En vista de que no nos hacen caso cuando llamamos a la Policía por los ruidos que nos impiden dormir en el casco antiguo, un grupo de residentes allí le hemos pedido al alcalde que, al menos, hagan inspecciones para comprobar que la gran mayoría de ellos no cumplen las condiciones de aislamiento acústico ni de seguridad exigidas (no hace mucho se cayó parte del techo y la pared de uno y sigue abierto). Resultado: cara de interés y buenas palabras pero más de lo mismo.

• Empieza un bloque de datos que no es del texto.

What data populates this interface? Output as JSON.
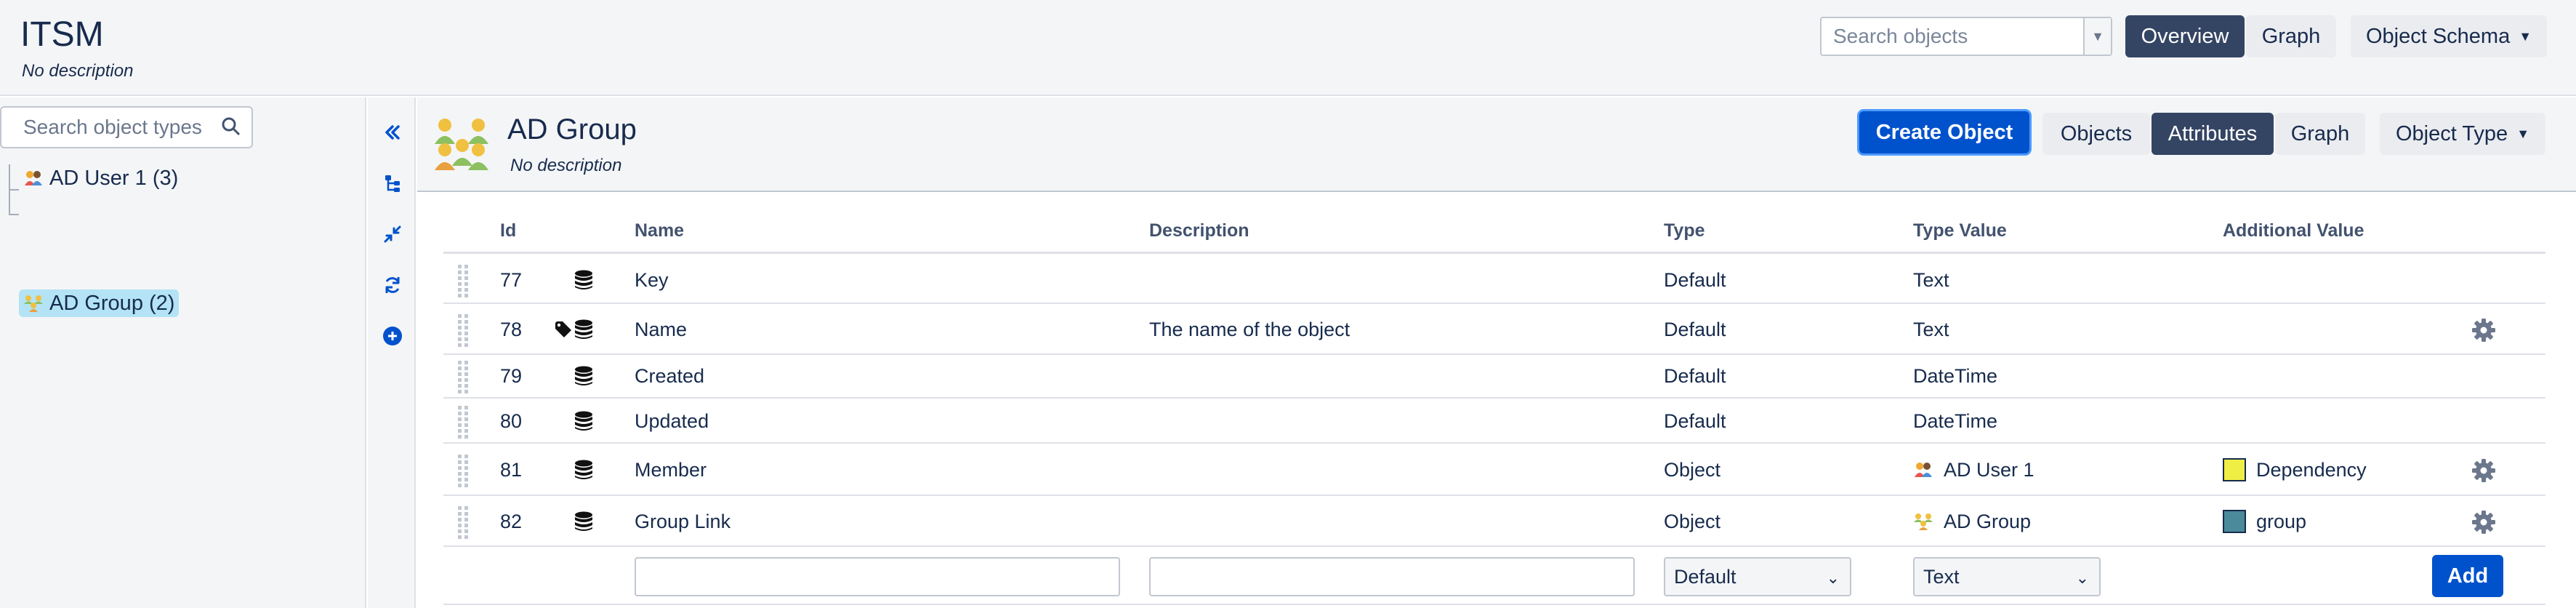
{
  "app": {
    "title": "ITSM",
    "description": "No description"
  },
  "header": {
    "search_placeholder": "Search objects",
    "overview_label": "Overview",
    "graph_label": "Graph",
    "object_schema_label": "Object Schema"
  },
  "sidebar": {
    "search_placeholder": "Search object types",
    "tree": [
      {
        "label": "AD User 1 (3)",
        "icon": "user-group-icon",
        "selected": false
      },
      {
        "label": "AD Group (2)",
        "icon": "group-icon",
        "selected": true
      }
    ]
  },
  "tools": [
    "collapse-icon",
    "hierarchy-icon",
    "compress-icon",
    "refresh-icon",
    "add-circle-icon"
  ],
  "object_type": {
    "title": "AD Group",
    "description": "No description",
    "create_label": "Create Object",
    "tabs": [
      {
        "label": "Objects",
        "active": false
      },
      {
        "label": "Attributes",
        "active": true
      },
      {
        "label": "Graph",
        "active": false
      }
    ],
    "menu_label": "Object Type"
  },
  "attributes": {
    "columns": [
      "Id",
      "Name",
      "Description",
      "Type",
      "Type Value",
      "Additional Value"
    ],
    "rows": [
      {
        "id": "77",
        "name": "Key",
        "description": "",
        "type": "Default",
        "type_value": "Text",
        "additional": "",
        "additional_color": "",
        "tag": false,
        "gear": false,
        "type_value_icon": ""
      },
      {
        "id": "78",
        "name": "Name",
        "description": "The name of the object",
        "type": "Default",
        "type_value": "Text",
        "additional": "",
        "additional_color": "",
        "tag": true,
        "gear": true,
        "type_value_icon": ""
      },
      {
        "id": "79",
        "name": "Created",
        "description": "",
        "type": "Default",
        "type_value": "DateTime",
        "additional": "",
        "additional_color": "",
        "tag": false,
        "gear": false,
        "type_value_icon": ""
      },
      {
        "id": "80",
        "name": "Updated",
        "description": "",
        "type": "Default",
        "type_value": "DateTime",
        "additional": "",
        "additional_color": "",
        "tag": false,
        "gear": false,
        "type_value_icon": ""
      },
      {
        "id": "81",
        "name": "Member",
        "description": "",
        "type": "Object",
        "type_value": "AD User 1",
        "additional": "Dependency",
        "additional_color": "#eeee44",
        "tag": false,
        "gear": true,
        "type_value_icon": "user-group-icon"
      },
      {
        "id": "82",
        "name": "Group Link",
        "description": "",
        "type": "Object",
        "type_value": "AD Group",
        "additional": "group",
        "additional_color": "#4a8a9a",
        "tag": false,
        "gear": true,
        "type_value_icon": "group-icon"
      }
    ],
    "new_row": {
      "name_value": "",
      "description_value": "",
      "type_selected": "Default",
      "type_value_selected": "Text",
      "add_label": "Add"
    }
  },
  "colors": {
    "primary": "#0052cc",
    "dark_button": "#344563",
    "selected_tree": "#b3e3f5"
  }
}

Tenemos unos políticos que cuando se les dice algo sólo escuchan bla, bla, bla…, se hacen la foto con cara de «yo me preocupo de la gente» y siguen su camino rodeados de su séquito de asesores y fotógrafos hasta la siguiente foto. No se dan cuenta que muchos ciudadanos estamos tan desencantados y hartos de ellos que ya hemos llegado a un punto en que cuando oímos hablar a un político sólo escuchamos bla, bla, bla…
Y yo me pregunto: ¿tiene que ocurrir una desgracia para que alguien tome medidas? ¿Por qué les permiten dejar las mesas y sillas de las terrazas en la calle al cerrar cuando deberían guardarlas en su local? ¿Qué interés se esconde detrás de proteger tanto a estos bares? La respuesta no está en el viento, como diría Bob Dylan, sino que a la vista de la situación nacional algún Aldama la sabrá.